И он слушал внимательно, мрачнея всё больше, в забывчивости поглаживая усы, машинально отмечая, сам не зная зачем, что какое-то слабое одушевленье начинало проявляться в ровном голосе графа:
— Мне открылось, едва я стал занят собой, что ошибочно всё, что ни делает человек на земле. Праведным может стать только тот, кто вовсе откажется действовать. И я отринул все дела от себя. Я весь погрузился в молитву, однако в душе моей ещё не пробудилось состраданье, душа моя, как и прежде, ещё слишком погрязает в земном.

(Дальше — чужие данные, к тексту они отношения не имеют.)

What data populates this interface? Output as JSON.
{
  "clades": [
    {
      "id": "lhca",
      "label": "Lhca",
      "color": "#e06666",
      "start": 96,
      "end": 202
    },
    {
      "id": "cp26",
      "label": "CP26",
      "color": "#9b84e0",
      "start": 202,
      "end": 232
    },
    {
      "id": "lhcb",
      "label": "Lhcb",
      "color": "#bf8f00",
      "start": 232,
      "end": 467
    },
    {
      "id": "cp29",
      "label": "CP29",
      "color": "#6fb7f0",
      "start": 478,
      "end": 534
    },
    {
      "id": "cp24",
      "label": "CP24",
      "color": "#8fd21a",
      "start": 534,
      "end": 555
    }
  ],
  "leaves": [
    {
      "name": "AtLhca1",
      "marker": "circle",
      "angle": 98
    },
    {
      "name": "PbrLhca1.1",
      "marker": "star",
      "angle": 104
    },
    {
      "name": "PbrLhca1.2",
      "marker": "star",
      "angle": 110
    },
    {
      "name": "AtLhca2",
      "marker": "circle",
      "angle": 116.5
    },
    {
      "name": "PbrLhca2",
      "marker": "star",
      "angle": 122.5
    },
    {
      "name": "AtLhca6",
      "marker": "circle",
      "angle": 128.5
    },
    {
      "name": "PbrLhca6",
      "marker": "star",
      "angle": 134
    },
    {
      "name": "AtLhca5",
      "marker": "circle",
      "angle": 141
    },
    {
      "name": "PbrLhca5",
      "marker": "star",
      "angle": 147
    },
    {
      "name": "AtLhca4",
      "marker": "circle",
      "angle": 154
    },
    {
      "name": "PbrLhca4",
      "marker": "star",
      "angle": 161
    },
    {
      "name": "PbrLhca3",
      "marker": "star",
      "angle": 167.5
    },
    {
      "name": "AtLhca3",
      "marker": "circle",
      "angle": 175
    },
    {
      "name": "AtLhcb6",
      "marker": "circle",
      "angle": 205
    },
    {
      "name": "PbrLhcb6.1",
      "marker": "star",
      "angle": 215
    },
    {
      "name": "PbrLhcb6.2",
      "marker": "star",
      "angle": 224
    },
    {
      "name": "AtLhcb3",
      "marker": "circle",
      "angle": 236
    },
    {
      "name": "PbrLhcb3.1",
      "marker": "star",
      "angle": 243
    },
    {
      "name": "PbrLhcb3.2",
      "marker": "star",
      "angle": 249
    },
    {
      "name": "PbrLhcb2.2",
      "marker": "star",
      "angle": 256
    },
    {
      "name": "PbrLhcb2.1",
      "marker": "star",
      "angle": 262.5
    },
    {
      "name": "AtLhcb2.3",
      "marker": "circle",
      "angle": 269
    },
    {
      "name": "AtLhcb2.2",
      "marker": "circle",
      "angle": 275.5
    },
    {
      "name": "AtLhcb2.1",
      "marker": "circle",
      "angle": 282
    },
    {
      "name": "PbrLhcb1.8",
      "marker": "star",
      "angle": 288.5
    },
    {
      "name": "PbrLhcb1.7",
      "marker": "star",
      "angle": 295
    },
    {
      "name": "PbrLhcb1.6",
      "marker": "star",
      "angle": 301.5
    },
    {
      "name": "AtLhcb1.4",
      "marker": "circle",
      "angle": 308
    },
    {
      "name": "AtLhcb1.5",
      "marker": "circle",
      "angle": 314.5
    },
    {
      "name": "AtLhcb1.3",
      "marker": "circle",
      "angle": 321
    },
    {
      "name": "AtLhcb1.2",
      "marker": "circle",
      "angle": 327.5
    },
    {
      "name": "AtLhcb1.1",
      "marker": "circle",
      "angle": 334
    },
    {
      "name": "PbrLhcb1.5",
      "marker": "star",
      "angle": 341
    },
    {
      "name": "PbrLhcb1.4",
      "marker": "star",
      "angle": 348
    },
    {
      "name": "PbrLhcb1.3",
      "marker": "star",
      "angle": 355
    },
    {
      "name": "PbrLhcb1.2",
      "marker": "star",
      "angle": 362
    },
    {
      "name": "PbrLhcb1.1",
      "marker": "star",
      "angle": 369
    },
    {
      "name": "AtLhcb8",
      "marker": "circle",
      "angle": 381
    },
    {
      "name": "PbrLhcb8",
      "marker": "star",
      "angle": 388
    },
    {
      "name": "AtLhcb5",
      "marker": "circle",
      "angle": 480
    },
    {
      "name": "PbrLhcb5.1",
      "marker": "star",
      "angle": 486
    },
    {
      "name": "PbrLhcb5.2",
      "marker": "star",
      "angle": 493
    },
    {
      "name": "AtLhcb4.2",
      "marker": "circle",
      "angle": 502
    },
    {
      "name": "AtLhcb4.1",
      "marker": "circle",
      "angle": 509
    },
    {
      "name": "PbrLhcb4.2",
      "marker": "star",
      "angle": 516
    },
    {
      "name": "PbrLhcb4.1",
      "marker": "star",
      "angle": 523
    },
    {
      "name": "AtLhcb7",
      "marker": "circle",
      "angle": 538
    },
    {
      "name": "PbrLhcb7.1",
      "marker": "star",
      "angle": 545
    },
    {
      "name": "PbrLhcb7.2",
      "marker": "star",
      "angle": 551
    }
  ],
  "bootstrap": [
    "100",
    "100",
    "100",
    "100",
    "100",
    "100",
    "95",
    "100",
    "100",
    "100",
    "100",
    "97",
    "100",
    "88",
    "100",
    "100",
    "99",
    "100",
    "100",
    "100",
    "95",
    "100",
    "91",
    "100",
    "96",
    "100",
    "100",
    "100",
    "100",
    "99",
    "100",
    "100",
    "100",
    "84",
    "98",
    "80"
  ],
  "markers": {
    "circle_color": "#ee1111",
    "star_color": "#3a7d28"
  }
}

Николай Васильевич неторопливо стал возражать, точно возражал сам себе, строго вслушиваясь в каждое слово, хотя все такого рода слова уже были высказаны графу множество раз, и в письмах, и с глазу на глаз:
— Между тем другие, не знающие, не сознающие ошибок своих, то есть худшие из людей, без колебаний и размышлений берут всякую власть над людьми и, веруя крепко в непогрешимость свою, употребляют власть людям во вред, во вред всему государству. Нет, вы больны, однако ж болезнь ваша не та и лечиться вы взялись не так. При нынешнем состоянии общих душевных здоровий одно доброе дело и может быть хорошим лечением. Сознавая ошибки свои, вы сможете умирить людей там, где другой произведёт кутерьму и раздор, а больше блага, чем согласие и умиренье во всём, никому от власти не надо.
Граф возразил с убеждением, покачав головой:
— Полно, мой друг, всякое дело окончательно погубит меня.

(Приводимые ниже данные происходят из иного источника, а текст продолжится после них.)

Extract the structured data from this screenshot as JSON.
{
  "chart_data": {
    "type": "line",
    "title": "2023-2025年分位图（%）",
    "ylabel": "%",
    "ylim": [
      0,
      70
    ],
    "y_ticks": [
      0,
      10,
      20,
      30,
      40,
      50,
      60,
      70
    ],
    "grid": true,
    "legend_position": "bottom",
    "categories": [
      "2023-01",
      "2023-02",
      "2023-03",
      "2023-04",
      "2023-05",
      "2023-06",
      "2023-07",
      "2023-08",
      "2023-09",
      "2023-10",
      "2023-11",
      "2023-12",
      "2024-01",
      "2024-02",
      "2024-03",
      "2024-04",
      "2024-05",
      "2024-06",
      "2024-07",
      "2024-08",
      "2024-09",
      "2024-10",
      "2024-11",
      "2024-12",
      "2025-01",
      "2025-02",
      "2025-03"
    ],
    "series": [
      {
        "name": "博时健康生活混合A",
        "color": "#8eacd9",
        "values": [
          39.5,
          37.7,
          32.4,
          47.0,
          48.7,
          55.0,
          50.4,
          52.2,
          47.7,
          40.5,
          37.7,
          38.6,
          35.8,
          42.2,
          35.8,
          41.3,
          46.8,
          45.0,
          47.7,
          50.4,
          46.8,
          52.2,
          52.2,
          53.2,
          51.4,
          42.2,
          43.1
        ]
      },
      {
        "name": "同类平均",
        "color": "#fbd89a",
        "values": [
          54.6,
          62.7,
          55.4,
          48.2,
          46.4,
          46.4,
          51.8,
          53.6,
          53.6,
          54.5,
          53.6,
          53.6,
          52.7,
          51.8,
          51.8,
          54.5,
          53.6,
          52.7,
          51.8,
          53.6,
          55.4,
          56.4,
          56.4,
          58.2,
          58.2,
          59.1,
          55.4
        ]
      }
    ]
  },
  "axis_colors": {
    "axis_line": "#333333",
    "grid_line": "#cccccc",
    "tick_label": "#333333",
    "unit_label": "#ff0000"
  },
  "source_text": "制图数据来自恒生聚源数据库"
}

Ужаснувшись смыслу этого слова, в то же время улавливая невольно его смутную правду, вновь относя это слово к себе, он продолжал уговаривать, поуже неохотно, как будто с трудом:
— Без доброго дела, близкого сердцу, непременно погибнешь, почти безвозвратно, даже с добрым делом наша душа не всегда остаётся совершенно живой. Нет, подите вы лучше служить. И я бы тоже служил, даже хорошо бы под начало у вас, да мне, по несчастью, одно художество и дано на служенье.
Глаза графа словно бы начинали блестеть, голос выдавал уже неподдельное чувство, было видно, что зацепилась любимая мысль:
— Слава Богу, мне есть на что жить. Не будь у меня ничего, кроме носильного платья, разумеется, пришлось бы взяться за любую работу и на душу брать окаянство. Однако я имею возможность отклонить от себя те пороки, которые неизбежны в любом земном деле, и я приму решительно все мои средства, лишь бы душу уберечь от растления в деле земном.
Соглашаясь с мыслью о том, что во все земные дела незримо проползают пороки, ощущая, что в самом главнейшем граф совершенно не прав, тронутый его искренним тоном, он спохватился и громко сказал:
— Помоги вам Господь!
Граф тотчас поднялся, выпустив на волю полы шлафрока, так что они комом, на лету расправляясь, упали к ногам.
— Вы, надеюсь, выйдете к чаю?
Николай Васильевич весьма неопределённо качнул головой, и граф вышел бодрым воинским повелительным шагом, затворив размашисто дверь.
Поворотившись в кресле, он долго глядел ему вслед, и брели безнадёжно, безжалостно мысли: «Вот человек, у нас замечательный, способный свершить довольно много добра, когда многие прочие так способны на зло, за все протёкшие годы, лет уже шесть или семь, так и не поверил ни на маковое зерно, что мера нашей души — наши дела, тёплого голоса твоего не заслышал, не ожил хотя бы на миг, какие тут «Мёртвые души» тебе...»
Горечью жгло, сама жизнь становилась противна, исчезало желание двигаться, думать, глядеть, испытывать счастье, радость, печаль, ненавидеть или любить. Он весь обмер, навалившись боком на жёсткую ручку, глядя безмысленно в пол. Оставался он в твёрдой памяти, однако чувства его замолчали, точно угасли совсем. Одни беспорядочные видения смутно промелькивали в застылом мозгу, но он не разбирал их тайного смысла, не желал разбирать и едва-едва их различал. Видения чем-то угрожали ему, так что он обмирал всё поспешней, глубже, пока вслед за чувствами не растаяли и эти видения, пока не истощились в нём самые признаки жизни, так что он всё ещё был, но его как будто не стало.
И впервые за последние тяжёлые дни, месяцы, годы он ощутил облегчение. Ни забот, ни тревог, ни сомнений, ни тяжкой ответственности перед всеми людьми на земле, перед соотечественниками, перед Русью, перед призваньем своим, ни острейших ударов язвительной совести.
Больше не было ничего и, должно быть, никогда не будет.